David Murray is a co-founder of the Time Rift Arcade in Bedford, Texas. Murray is also passionate about electric cars, and has published videos about them on his channel. Murray co-hosts the GeekBits podcast alongside his brother Mike Murray and friend Craig Bowes.

== Game releases ==
Murray has developed video games designed to run on old computers, including:

- Planet X1 for the VIC-20,
- Planet X2 for Commodore 64,
- Planet X3 for MS-DOS,
- Planet X16 for the Commander X16, and
- Attack of the PETSCII Robots for the Commodore PET. The game has since been ported to many other platforms, including the VIC-20, Commodore 64, Commodore 128, Amiga, Apple II, ZX Spectrum, and Atari 8-bit computers.

Murray has demonstrated the development of these games on his YouTube channel.

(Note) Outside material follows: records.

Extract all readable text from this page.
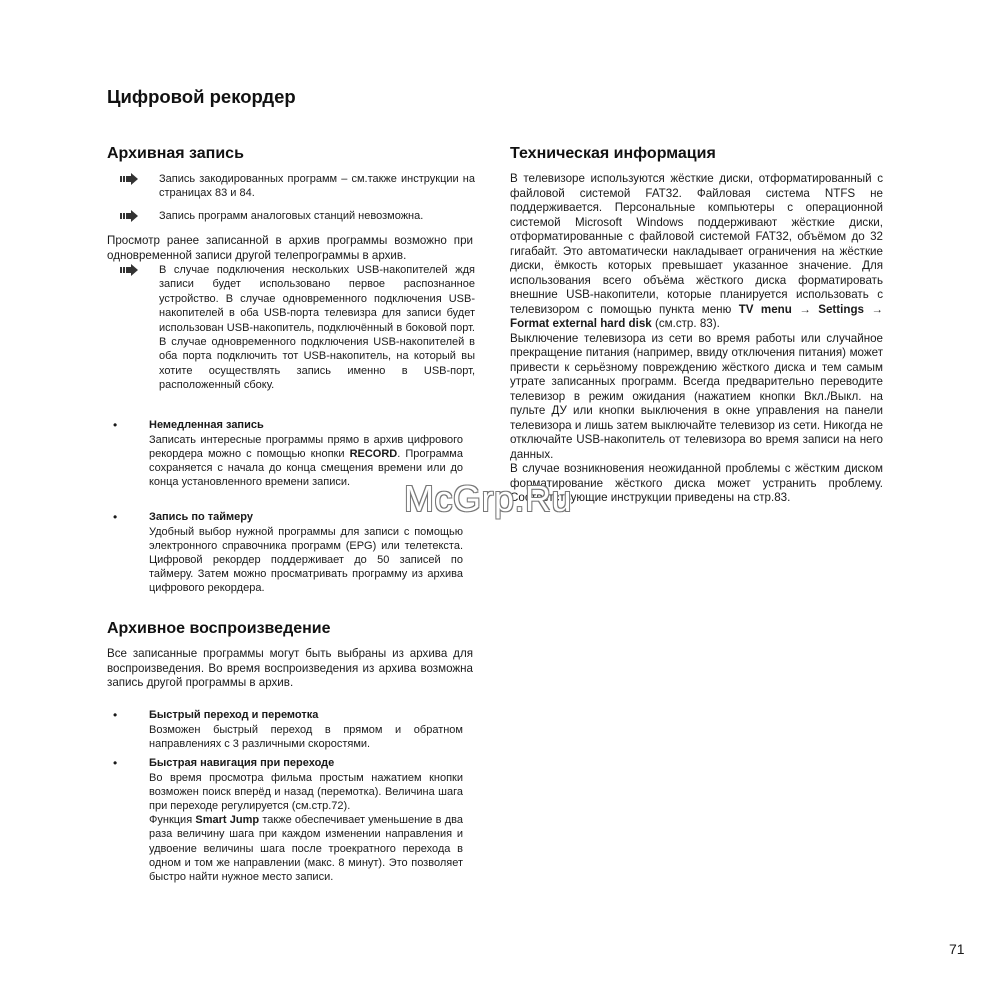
Цифровой рекордер
Архивная запись
Запись закодированных программ – см.также инструкции на страницах 83 и 84.
Запись программ аналоговых станций невозможна.
Просмотр ранее записанной в архив программы возможно при одновременной записи другой телепрограммы в архив.
В случае подключения нескольких USB-накопителей ждя записи будет использовано первое распознанное устройство. В случае одновременного подключения USB-накопителей в оба USB-порта телевизра для записи будет использован USB-накопитель, подключённый в боковой порт. В случае одновременного подключения USB-накопителей в оба порта подключить тот USB-накопитель, на который вы хотите осуществлять запись именно в USB-порт, расположенный сбоку.
•	Немедленная запись

Записать интересные программы прямо в архив цифрового рекордера можно с помощью кнопки RECORD. Программа сохраняется с начала до конца смещения времени или до конца установленного времени записи.

•	Запись по таймеру

Удобный выбор нужной программы для записи с помощью электронного справочника программ (EPG) или телетекста. Цифровой рекордер поддерживает до 50 записей по таймеру. Затем можно просматривать программу из архива цифрового рекордера.

Архивное воспроизведение
Все записанные программы могут быть выбраны из архива для воспроизведения. Во время воспроизведения из архива возможна запись другой программы в архив.
•	Быстрый переход и перемотка

Возможен быстрый переход в прямом и обратном направлениях с 3 различными скоростями.

•	Быстрая навигация при переходе

Во время просмотра фильма простым нажатием кнопки возможен поиск вперёд и назад (перемотка). Величина шага при переходе регулируется (см.стр.72).

Функция Smart Jump также обеспечивает уменьшение в два раза величину шага при каждом изменении направления и удвоение величины шага после троекратного перехода в одном и том же направлении (макс. 8 минут). Это позволяет быстро найти нужное место записи.

Техническая информация

В телевизоре используются жёсткие диски, отформатированный с файловой системой FAT32. Файловая система NTFS не поддерживается. Персональные компьютеры с операционной системой Microsoft Windows поддерживают жёсткие диски, отформатированные с файловой системой FAT32, объёмом до 32 гигабайт. Это автоматически накладывает ограничения на жёсткие диски, ёмкость которых превышает указанное значение. Для использования всего объёма жёсткого диска форматировать внешние USB-накопители, которые планируется использовать с телевизором с помощью пункта меню TV menu → Settings → Format external hard disk (см.стр. 83).

Выключение телевизора из сети во время работы или случайное прекращение питания (например, ввиду отключения питания) может привести к серьёзному повреждению жёсткого диска и тем самым утрате записанных программ. Всегда предварительно переводите телевизор в режим ожидания (нажатием кнопки Вкл./Выкл. на пульте ДУ или кнопки выключения в окне управления на панели телевизора и лишь затем выключайте телевизор из сети. Никогда не отключайте USB-накопитель от телевизора во время записи на него данных.

В случае возникновения неожиданной проблемы с жёстким диском форматирование жёсткого диска может устранить проблему. Соответствующие инструкции приведены на стр.83.

McGrp.Ru
71
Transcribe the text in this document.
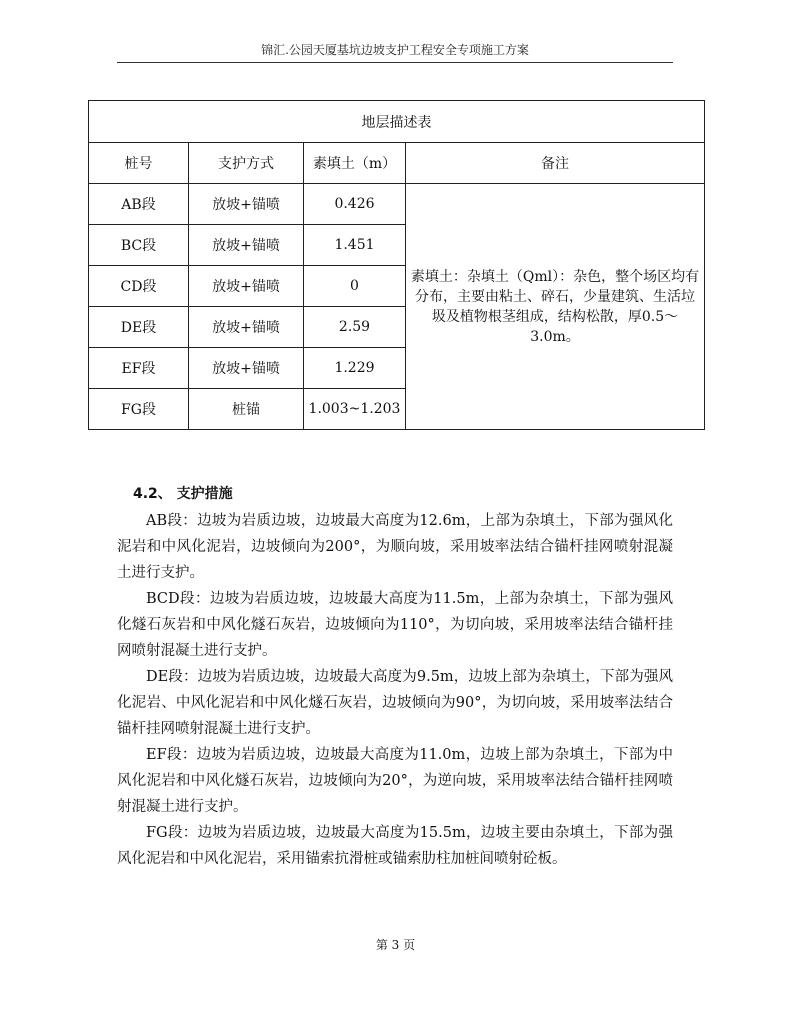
锦汇.公园天厦基坑边坡支护工程安全专项施工方案
地层描述表			
桩号	支护方式	素填土（m）	备注
AB段	放坡+锚喷	0.426	素填土：杂填土（Qml）：杂色，整个场区均有分布，主要由粘土、碎石，少量建筑、生活垃圾及植物根茎组成，结构松散，厚0.5～3.0m。
BC段	放坡+锚喷	1.451	
CD段	放坡+锚喷	0	
DE段	放坡+锚喷	2.59	
EF段	放坡+锚喷	1.229	
FG段	桩锚	1.003~1.203	
4.2、 支护措施
AB段：边坡为岩质边坡，边坡最大高度为12.6m，上部为杂填土，下部为强风化泥岩和中风化泥岩，边坡倾向为200°，为顺向坡，采用坡率法结合锚杆挂网喷射混凝土进行支护。
BCD段：边坡为岩质边坡，边坡最大高度为11.5m，上部为杂填土，下部为强风化燧石灰岩和中风化燧石灰岩，边坡倾向为110°，为切向坡，采用坡率法结合锚杆挂网喷射混凝土进行支护。
DE段：边坡为岩质边坡，边坡最大高度为9.5m，边坡上部为杂填土，下部为强风化泥岩、中风化泥岩和中风化燧石灰岩，边坡倾向为90°，为切向坡，采用坡率法结合锚杆挂网喷射混凝土进行支护。
EF段：边坡为岩质边坡，边坡最大高度为11.0m，边坡上部为杂填土，下部为中风化泥岩和中风化燧石灰岩，边坡倾向为20°，为逆向坡，采用坡率法结合锚杆挂网喷射混凝土进行支护。
FG段：边坡为岩质边坡，边坡最大高度为15.5m，边坡主要由杂填土，下部为强风化泥岩和中风化泥岩，采用锚索抗滑桩或锚索肋柱加桩间喷射砼板。
第 3 页
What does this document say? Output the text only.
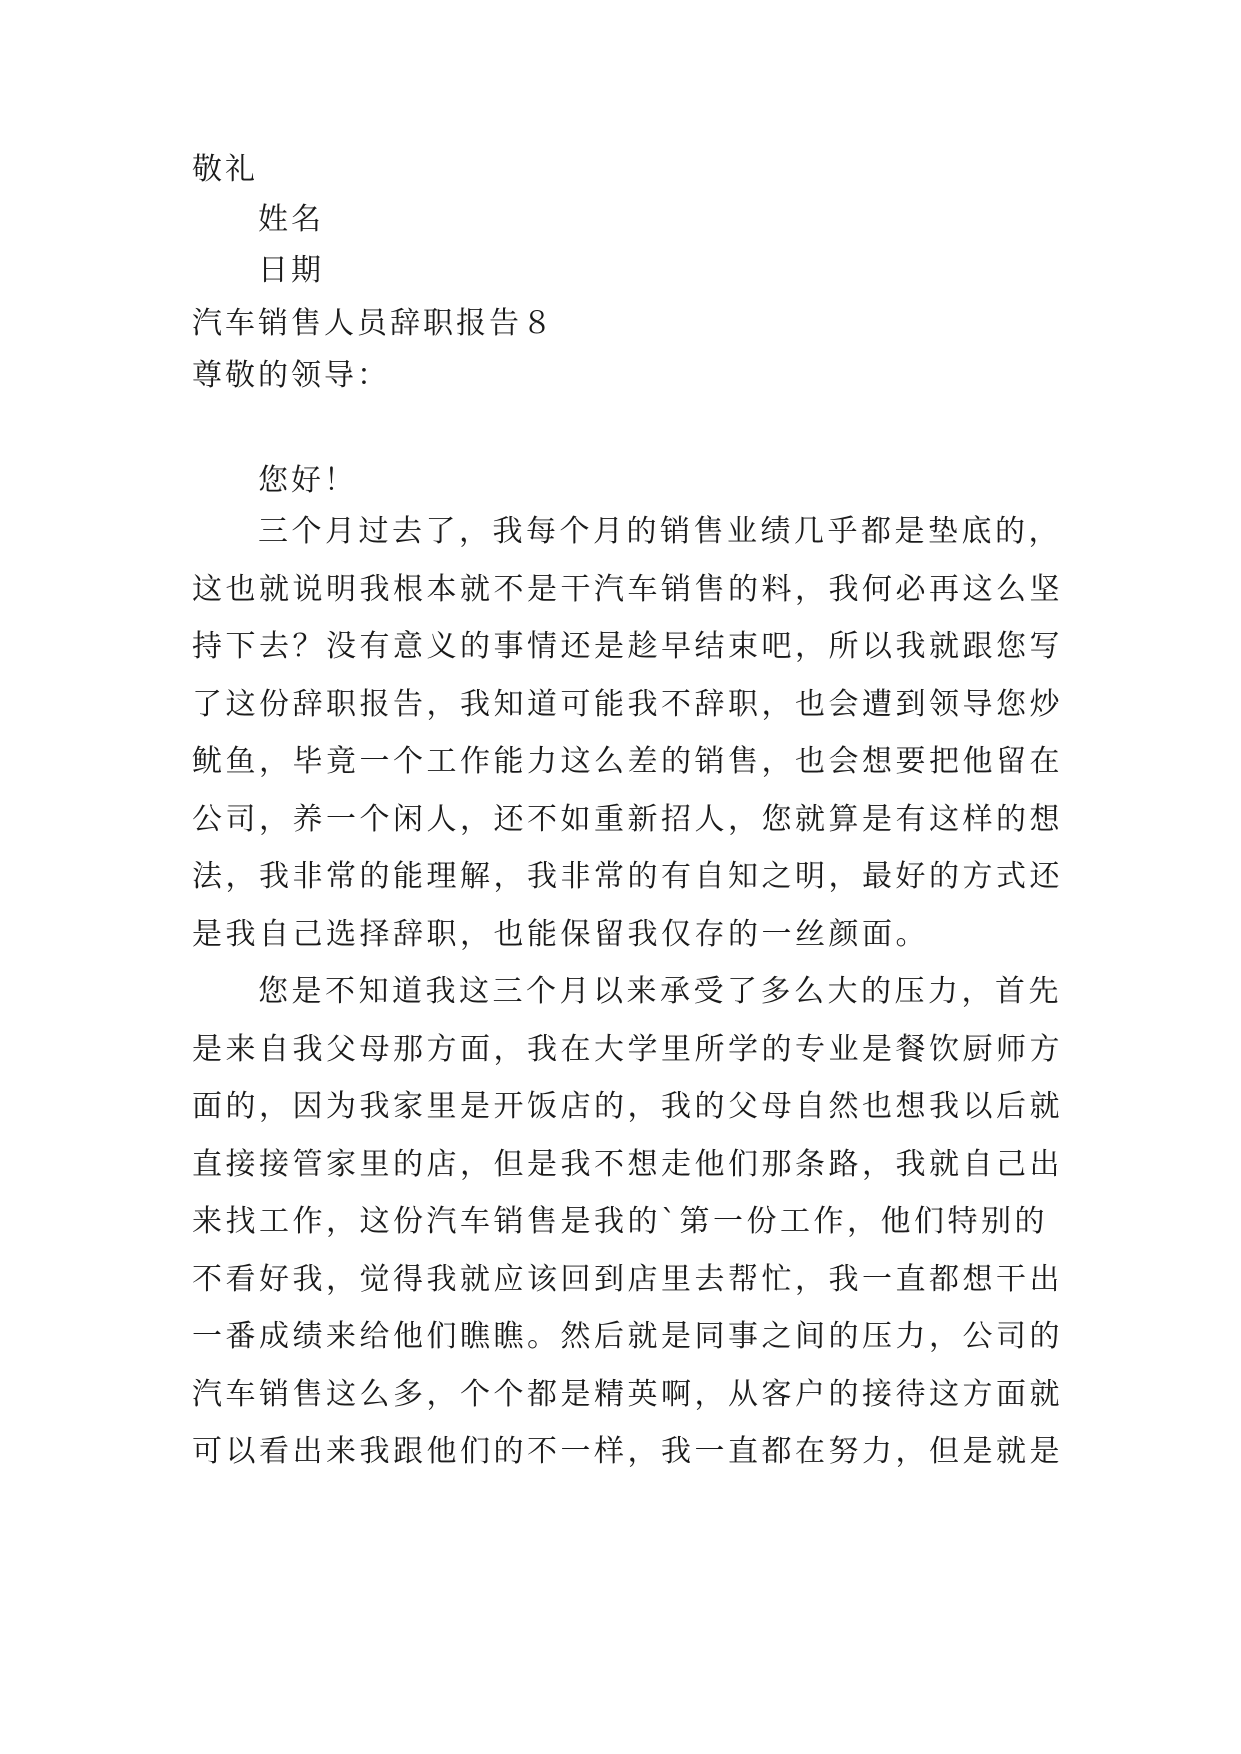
敬礼
姓名
日期
汽车销售人员辞职报告８
尊敬的领导：
您好！
三个月过去了，我每个月的销售业绩几乎都是垫底的，
这也就说明我根本就不是干汽车销售的料，我何必再这么坚
持下去？没有意义的事情还是趁早结束吧，所以我就跟您写
了这份辞职报告，我知道可能我不辞职，也会遭到领导您炒
鱿鱼，毕竟一个工作能力这么差的销售，也会想要把他留在
公司，养一个闲人，还不如重新招人，您就算是有这样的想
法，我非常的能理解，我非常的有自知之明，最好的方式还
是我自己选择辞职，也能保留我仅存的一丝颜面。
您是不知道我这三个月以来承受了多么大的压力，首先
是来自我父母那方面，我在大学里所学的专业是餐饮厨师方
面的，因为我家里是开饭店的，我的父母自然也想我以后就
直接接管家里的店，但是我不想走他们那条路，我就自己出
来找工作，这份汽车销售是我的`第一份工作，他们特别的
不看好我，觉得我就应该回到店里去帮忙，我一直都想干出
一番成绩来给他们瞧瞧。然后就是同事之间的压力，公司的
汽车销售这么多，个个都是精英啊，从客户的接待这方面就
可以看出来我跟他们的不一样，我一直都在努力，但是就是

Additionally, he has developed PETDraw for various Commodore computers, a pseudo-raster drawing software using PETSCII.

== Commander X16 retrocomputer ==
Murray is working on the Commander X16, a new 8-bit computer inspired by the Commodore 64 and designed to be largely period-accurate to it, but made using modern off-the-shelf parts (Note: except for a few new old stock chips such as the YM2151) mostly analogous to period parts but with better-assured continued availability. (Note: As of the 2020s, there is a lot of price gouging and counterfeiting in period electronic parts, hence relying on genuine period parts would impact affordability.)

== Personal life ==
Murray lives with his wife and daughter in the Dallas–Fort Worth area in Texas. He has lived in his current house in Kennedale since the mid-1990s. Prior to their buyout, he used to work for AST Research as a tech support specialist. His second cousins were musicians Dimebag Darrell and Vinnie Paul of Pantera.